Por Marcos Martínez
Ilustración: Martín Rusca

Capítulo 6
A lo lejos, el repique de los piedrazos contra los vidrios de las ventanas de un gran saladero. Algunas piedras dan en los marcos y otras de lleno en el vidrio, que estalla en pedazos. Dos niños amparados en la circunstancial falta de autoridad y en el paro forzoso por la peste se dedican a esa infantil venganza contra los edificios que consumen la vida de sus padres, conscientes a medias de que pronto será su turno. Cuando la piedra da en el blanco, sonríen y festejan, un estruendo de vidrios y risas.
Los saladeros fueron los primeros en cerrar, por decreto de la comisión. Después toda la industria cerró sus puertas y las calles se llenaron de desocupados, de hombres que no servían para otra cosa que para servir y ya no servían ni a nadie, ni para nada.
–¡A la casa! –dice el chico de los ojos grandes, apareciendo por detrás de ellos.
–¿Para? –contesta el hermanito mientras apunta a uno de los cristales más altos.
–¡Caminá! –dice, agarrándolo del cuello mugriento de la camisa. La piedra desvía su curso y no puede llegar siquiera al ventanal. El otro niño se pierde de vista entre callejuelas. A las dos cuadras, los hermanos caminan riendo y jugando carreras. El más pequeño lleva unos pantalones demasiado grandes, sostenidos por unos improvisados tiradores. El mayor está mejor vestido y lo único que tenía grande son sus ojos, unos ojos marrones profundos.
–Mamá se preocupa si no estamos en casa –dice el chico de los ojos grandes, cortando el juego.
–Me aburro.
–Los puede encontrar el sereno.
–¿Y qué va a hacer?, ¿meterme preso?
El chico de los ojos grandes le pone fin a la charla con una mirada. Delante suyo pasa un aguatero. El chico de los ojos grandes saluda y el hombre devuelve el gesto. Las grandes ruedas del carro son tiradas por dos caballos flacos que resoplan el cansancio, el barril viene repleto, las ruedas crujen. El aguatero trae las rodillas manchadas de buscar agua en el río, el río de la mierda, de la sangre, de las vísceras, el Río de la Plata.
Todos beben agua del Río de la Plata, en las orillas el agua es un poco más clara. Los aguateros llenan los carros para venderla a quien pudiera comprarla. Con el primer brote de peste el precio del agua había subido considerablemente, pronto se iría a las nubes. Los ricos creían que pagando ese precio compraban un poco de salud. Ni los ricos ni los pobres lo sabían, pero el agua y su infección los igualaba. De vez en cuando el aguatero escupe, maldice, aguanta la tos.

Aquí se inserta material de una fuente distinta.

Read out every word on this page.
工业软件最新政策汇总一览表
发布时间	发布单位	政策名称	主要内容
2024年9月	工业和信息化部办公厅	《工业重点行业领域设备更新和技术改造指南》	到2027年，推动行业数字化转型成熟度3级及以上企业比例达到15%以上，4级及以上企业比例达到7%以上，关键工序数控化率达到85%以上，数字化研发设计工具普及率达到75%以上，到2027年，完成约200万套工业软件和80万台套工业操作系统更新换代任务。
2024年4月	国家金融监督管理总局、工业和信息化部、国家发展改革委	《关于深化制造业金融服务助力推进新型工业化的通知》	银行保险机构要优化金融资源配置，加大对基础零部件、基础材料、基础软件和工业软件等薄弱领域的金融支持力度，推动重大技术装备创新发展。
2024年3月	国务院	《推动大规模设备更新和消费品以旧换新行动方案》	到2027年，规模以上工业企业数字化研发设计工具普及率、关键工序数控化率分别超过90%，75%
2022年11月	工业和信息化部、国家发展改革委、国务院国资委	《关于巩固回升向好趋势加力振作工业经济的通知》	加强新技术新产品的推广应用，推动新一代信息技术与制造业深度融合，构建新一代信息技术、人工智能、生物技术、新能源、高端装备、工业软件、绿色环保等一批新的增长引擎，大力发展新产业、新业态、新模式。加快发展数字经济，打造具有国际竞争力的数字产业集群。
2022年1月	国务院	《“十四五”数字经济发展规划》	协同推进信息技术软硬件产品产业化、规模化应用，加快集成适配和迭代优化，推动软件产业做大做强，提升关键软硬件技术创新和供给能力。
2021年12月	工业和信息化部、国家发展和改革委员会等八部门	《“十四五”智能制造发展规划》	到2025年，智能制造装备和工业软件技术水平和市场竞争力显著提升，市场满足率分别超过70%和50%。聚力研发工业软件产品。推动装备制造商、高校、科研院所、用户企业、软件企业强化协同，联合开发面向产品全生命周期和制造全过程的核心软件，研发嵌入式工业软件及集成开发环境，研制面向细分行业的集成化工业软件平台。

En el otro lado de la ciudad hay otra ciudad, el Club del Progreso prepara en el palacio Muñoz, Perú y Victoria el baile de máscaras. Los antifaces cubrirán las caras de la multitud que espera en las veredas. Cada cosa en Buenos Aires tiene un lugar: los trajes alquilados enfundan los cuerpos que pueden pagarlos, el progreso baila, los sirvientes sirven, las máscaras ocultan, los pobres mueren en las calles y otros pobres los acarrean, los nenes de mamá y papá preparan los pomos de esencia para mojar a alguna desprevenida, la Policía olvida los edictos y las multas, algunas parejas hablan de amor.